Correlation of the sunspot number and the waiting time distribution of solar flares, coronal mass ejections, and solar wind switchback events observed with the Parker Solar Probe

Abstract

Waiting time distributions of solar flares and coronal mass ejections (CMEs) exhibit power law-like distribution functions with slopes in the range of ατ ≈ 1.4-3.2, as observed in annual data sets during 4 solar cycles (1974-2012). We find a close correlation between the waiting time power law slope ατ and the sunspot number (SN), i.e., ατ = 1.38 + 0.01 × SN. The waiting time distribution can be fitted with a Pareto-type function of the form N(τ) = N0 (τ0 + τ)-ατ, where the offset τ0 depends on the instrumental sensitivity, the detection threshold of events, and pulse pile-up effects.

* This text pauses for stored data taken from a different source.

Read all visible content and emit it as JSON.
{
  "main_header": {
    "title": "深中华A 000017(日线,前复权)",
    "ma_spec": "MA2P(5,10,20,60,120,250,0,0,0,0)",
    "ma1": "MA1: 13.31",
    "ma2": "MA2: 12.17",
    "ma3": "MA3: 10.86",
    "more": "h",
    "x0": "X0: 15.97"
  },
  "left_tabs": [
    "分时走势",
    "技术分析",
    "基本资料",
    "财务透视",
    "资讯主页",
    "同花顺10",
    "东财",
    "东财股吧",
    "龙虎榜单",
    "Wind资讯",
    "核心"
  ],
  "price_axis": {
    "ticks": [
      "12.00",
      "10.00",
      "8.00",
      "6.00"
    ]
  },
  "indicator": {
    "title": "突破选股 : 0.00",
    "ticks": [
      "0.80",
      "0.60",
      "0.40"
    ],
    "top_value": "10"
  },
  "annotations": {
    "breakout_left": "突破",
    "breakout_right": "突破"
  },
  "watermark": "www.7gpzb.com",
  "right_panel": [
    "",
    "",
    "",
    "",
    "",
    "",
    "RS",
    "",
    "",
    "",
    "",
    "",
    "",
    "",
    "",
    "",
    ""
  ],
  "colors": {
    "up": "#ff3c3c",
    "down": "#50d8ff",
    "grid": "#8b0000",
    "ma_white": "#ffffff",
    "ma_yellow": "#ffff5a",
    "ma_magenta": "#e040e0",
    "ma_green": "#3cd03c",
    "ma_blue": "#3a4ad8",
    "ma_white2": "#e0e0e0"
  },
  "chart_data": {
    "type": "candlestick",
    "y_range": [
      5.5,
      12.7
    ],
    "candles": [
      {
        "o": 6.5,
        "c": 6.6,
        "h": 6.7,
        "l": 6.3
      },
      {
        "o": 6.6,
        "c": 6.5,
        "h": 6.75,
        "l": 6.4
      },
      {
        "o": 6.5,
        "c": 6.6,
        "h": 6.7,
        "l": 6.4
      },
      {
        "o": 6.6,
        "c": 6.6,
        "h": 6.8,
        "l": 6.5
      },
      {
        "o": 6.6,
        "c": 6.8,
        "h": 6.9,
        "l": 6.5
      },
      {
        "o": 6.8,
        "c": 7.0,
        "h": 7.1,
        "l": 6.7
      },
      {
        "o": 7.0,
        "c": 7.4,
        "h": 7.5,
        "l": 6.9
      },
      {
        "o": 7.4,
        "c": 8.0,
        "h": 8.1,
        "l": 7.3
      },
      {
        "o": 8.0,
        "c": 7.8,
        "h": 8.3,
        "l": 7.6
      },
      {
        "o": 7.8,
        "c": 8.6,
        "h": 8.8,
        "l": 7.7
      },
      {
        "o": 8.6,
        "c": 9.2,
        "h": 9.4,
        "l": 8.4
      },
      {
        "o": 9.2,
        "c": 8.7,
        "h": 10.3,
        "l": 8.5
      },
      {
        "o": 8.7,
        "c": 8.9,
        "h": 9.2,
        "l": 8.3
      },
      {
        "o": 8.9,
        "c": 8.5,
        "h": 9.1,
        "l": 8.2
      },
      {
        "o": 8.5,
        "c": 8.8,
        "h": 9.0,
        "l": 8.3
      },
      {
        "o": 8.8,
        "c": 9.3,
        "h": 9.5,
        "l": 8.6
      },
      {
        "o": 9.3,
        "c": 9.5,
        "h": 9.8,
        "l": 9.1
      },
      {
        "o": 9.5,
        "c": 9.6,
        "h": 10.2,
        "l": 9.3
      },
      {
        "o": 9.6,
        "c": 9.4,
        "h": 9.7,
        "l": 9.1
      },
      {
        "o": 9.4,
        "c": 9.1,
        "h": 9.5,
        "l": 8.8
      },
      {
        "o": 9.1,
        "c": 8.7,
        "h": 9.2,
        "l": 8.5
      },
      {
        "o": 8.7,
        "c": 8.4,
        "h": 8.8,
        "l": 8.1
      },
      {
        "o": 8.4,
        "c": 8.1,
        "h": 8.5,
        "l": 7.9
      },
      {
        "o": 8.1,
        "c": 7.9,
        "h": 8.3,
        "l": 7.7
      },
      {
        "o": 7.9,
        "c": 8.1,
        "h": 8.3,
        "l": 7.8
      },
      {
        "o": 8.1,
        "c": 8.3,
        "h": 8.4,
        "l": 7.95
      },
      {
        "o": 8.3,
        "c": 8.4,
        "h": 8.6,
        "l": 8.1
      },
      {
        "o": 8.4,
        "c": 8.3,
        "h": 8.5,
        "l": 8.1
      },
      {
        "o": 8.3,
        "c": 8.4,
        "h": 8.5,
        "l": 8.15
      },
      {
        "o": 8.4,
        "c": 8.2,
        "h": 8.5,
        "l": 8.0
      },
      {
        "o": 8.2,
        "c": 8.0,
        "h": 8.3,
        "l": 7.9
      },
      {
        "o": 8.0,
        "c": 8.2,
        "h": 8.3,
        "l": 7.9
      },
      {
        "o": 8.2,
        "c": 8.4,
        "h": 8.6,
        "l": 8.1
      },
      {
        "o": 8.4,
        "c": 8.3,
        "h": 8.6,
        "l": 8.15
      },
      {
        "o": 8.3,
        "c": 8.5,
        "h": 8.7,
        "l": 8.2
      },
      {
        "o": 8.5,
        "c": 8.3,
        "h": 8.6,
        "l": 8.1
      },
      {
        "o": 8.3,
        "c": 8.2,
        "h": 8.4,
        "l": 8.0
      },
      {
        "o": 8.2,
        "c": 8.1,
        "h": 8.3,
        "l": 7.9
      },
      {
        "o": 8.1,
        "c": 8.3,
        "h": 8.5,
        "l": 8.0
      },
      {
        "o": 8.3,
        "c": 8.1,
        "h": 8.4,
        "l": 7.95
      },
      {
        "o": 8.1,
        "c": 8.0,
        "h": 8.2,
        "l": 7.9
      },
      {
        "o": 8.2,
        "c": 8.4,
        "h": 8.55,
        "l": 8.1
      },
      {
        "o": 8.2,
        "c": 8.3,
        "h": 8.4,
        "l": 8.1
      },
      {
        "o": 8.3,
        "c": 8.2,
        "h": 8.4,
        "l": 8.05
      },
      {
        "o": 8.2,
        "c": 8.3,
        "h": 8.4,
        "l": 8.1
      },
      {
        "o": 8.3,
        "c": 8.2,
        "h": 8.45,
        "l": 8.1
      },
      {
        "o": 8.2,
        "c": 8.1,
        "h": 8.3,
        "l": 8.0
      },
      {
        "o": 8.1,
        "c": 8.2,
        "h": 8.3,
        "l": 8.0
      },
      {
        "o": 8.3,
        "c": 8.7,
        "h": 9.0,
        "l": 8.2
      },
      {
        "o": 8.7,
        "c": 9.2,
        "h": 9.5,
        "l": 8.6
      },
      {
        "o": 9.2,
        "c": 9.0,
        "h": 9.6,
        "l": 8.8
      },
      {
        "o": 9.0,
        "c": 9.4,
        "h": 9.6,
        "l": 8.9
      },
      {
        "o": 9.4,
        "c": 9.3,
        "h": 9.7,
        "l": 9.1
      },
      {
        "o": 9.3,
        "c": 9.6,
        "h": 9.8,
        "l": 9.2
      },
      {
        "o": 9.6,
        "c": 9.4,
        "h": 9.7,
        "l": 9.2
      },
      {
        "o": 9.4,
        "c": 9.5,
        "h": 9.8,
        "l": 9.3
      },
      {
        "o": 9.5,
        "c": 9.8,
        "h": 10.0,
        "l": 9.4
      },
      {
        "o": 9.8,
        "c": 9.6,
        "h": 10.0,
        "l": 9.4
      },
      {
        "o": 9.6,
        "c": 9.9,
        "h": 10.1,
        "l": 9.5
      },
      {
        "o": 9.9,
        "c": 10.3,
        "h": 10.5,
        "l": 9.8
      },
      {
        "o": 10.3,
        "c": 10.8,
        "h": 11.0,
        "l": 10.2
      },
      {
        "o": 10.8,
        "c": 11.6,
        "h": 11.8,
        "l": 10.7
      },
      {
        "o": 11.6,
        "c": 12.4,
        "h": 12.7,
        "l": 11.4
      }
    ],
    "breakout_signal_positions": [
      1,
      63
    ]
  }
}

The time-dependent power law slope ατ(t) of waiting time distributions depends only on the global solar magnetic flux (quantified by the sunspot number) or flaring rate, independent of other physical parameters of self-organized criticality (SOC) or magneto-hydrodynamic (MHD) turbulence models. Power law slopes of ατ≈ 1.2-1.6 were also found in solar wind switchback events, as observed with the Parker Solar Probe (PSP). We conclude that the annual variability of switchback events in the heliospheric solar wind is modulated by flare and CME rates originating in the photosphere and lower corona.